CV Structure and Format
Failure to present your CV in a clear, logical and structured format will ensure no potential employer will read the content. Your CV needs to draw the reader and, once you have their attention, the detail needs to have a natural flow that employers can easily follow.
- Use a clear, easily legible font with a minimum size of 12 points (on white background/ paper)
- Keep plenty of space in the CV – avoid cluttering or over-crowding between headings etc.
- Use bullet points for each action/ duty/ achievement in your career history – keep them concise.
- Ensure you check all spelling and grammar for mistakes – a typo is the best way of blowing your interview chances.
- Avoid jargon, slang and internal terminology – this will either make you look unprofessional or won’t be understood.
- Keep your CV to a length where people will be interested in reading to the end.
|Annual Earnings (£)||CV length max. (A4 pages)|
|< 40,000||2 Pages|
|40,000 – 70,000||3 Pages|
- Start every bullet with ‘I’ – instead, use action words that describe your involvement (implemented, processed, assisted, managed etc.)
- Use decoration, fancy borders or photos
- Leave unexplained gaps in your employment dates
- Lie – you will be found out
- Feel obliged to put lots of personal information about you/ your children’s ages, marital status, religion etc.) – this is a business document
Title the document with your name in the centre of the page (in the same font as the rest of the CV but in slightly larger size).
- A short summary of what you have to offer a potential employer
- No more than 4-8 lines long and should be a summation of your skills, characteristics, personality and ambitions. See this as your chance to sell yourself – but don’t use corny clichés.
- This may be tailored when applying for different types of jobs – see optimising your interview chances
- This only needs your address, contact numbers and email address stated at the beginning of the CV.
- State contact details on which you are easily contactable and avoid work numbers unless they are strictly for your use only.
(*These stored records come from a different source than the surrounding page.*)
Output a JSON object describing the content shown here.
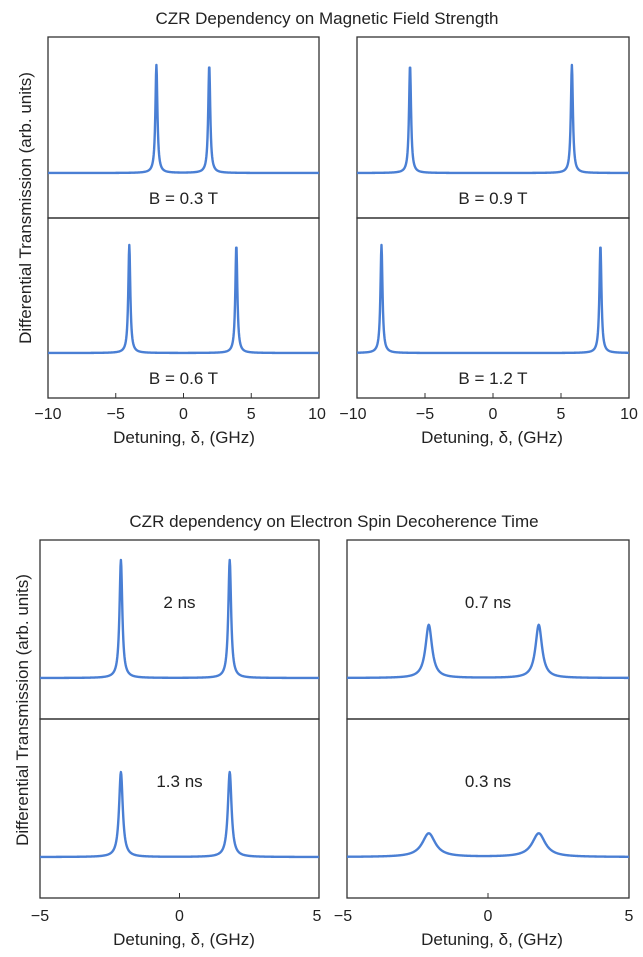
{
  "figure_a": {
    "title": "CZR Dependency on Magnetic Field Strength",
    "ylabel": "Differential Transmission (arb. units)",
    "xlabel": "Detuning, δ, (GHz)"
  },
  "figure_b": {
    "title": "CZR dependency on Electron Spin Decoherence Time",
    "ylabel": "Differential Transmission (arb. units)",
    "xlabel": "Detuning, δ, (GHz)"
  },
  "chart_data": [
    {
      "type": "line",
      "title": "CZR Dependency on Magnetic Field Strength",
      "xlabel": "Detuning, δ, (GHz)",
      "ylabel": "Differential Transmission (arb. units)",
      "xlim": [
        -10,
        10
      ],
      "x_ticks": [
        "−10",
        "−5",
        "0",
        "5",
        "10"
      ],
      "panels": [
        {
          "label": "B = 0.3 T",
          "position": "top-left",
          "peaks": [
            -2.0,
            1.9
          ],
          "height": 1.0,
          "width": 0.09
        },
        {
          "label": "B = 0.9 T",
          "position": "top-right",
          "peaks": [
            -6.1,
            5.8
          ],
          "height": 1.0,
          "width": 0.09
        },
        {
          "label": "B = 0.6 T",
          "position": "bottom-left",
          "peaks": [
            -4.0,
            3.9
          ],
          "height": 1.0,
          "width": 0.09
        },
        {
          "label": "B = 1.2 T",
          "position": "bottom-right",
          "peaks": [
            -8.2,
            7.9
          ],
          "height": 1.0,
          "width": 0.09
        }
      ]
    },
    {
      "type": "line",
      "title": "CZR dependency on Electron Spin Decoherence Time",
      "xlabel": "Detuning, δ, (GHz)",
      "ylabel": "Differential Transmission (arb. units)",
      "xlim": [
        -5,
        5
      ],
      "x_ticks": [
        "−5",
        "0",
        "5"
      ],
      "panels": [
        {
          "label": "2 ns",
          "position": "top-left",
          "peaks": [
            -2.1,
            1.8
          ],
          "height": 1.0,
          "width": 0.06
        },
        {
          "label": "0.7 ns",
          "position": "top-right",
          "peaks": [
            -2.1,
            1.8
          ],
          "height": 0.45,
          "width": 0.14
        },
        {
          "label": "1.3 ns",
          "position": "bottom-left",
          "peaks": [
            -2.1,
            1.8
          ],
          "height": 0.72,
          "width": 0.08
        },
        {
          "label": "0.3 ns",
          "position": "bottom-right",
          "peaks": [
            -2.1,
            1.8
          ],
          "height": 0.2,
          "width": 0.28
        }
      ]
    }
  ]
}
- If applicable, list all professional qualifications with the most recently achieved at the top, working your way through to the oldest (reverse chronological order). These should show the full name and date completed,
e.g. Chartered Institute of Management Accountants (CIMA) Qualified 2008.
- Also show any highlights of the qualification, e.g. 1st time passes or prize winner for a particular achievement.
- This is an overview of your educational background in short.
- The earlier you are in career, the more detail is needed to be shown on the CV,
e.g. a recent graduate, with little or no work experience, will need to show secondary school, college and university (if appropriate) with all exams and courses that were taken with all the grades/ results.
An experienced company director with multiple professional qualifications, would only state the names of the educational institutions (and may even amalgamate the education and professional qualifications sections into one to minimise space and place emphasis on the more recent qualifications.)
- List the training courses, foreign languages, and different computer packages you have used (but don’t list every MS office package if you use other more specific packages – keep the relevance to your skill sets).
- Your career history to date should start with your current/ most recent job and work backwards in order (reverse chronological order).
- Do not leave unexplained gaps between jobs as many employers will think the worst or use it as an opportunity to question/ pressurise you at interview.
- The most recent role should, ideally, be the most detailed as these skills/ achievements are more current and hopefully most relevant to the role you are applying for.
- The format for each job should follow a specific pattern:
Name of employer:
Nature of Business:
Reason for Leaving:
Followed by 1-2 lines in italics describing your division of the company, its size, turnover and your reporting lines
- Finally, list your skills and duties in a bullet point format under a ‘Duties and Responsibilities’ header. Then list your headline achievements (in bullet point format) under an ‘Achievements’ header. These are very different points – see our CV content advice.
At the end of your CV, references can be listed but this is not obligatory as they can be obtained at a later date (and you run the risk of these being contacted before you wish).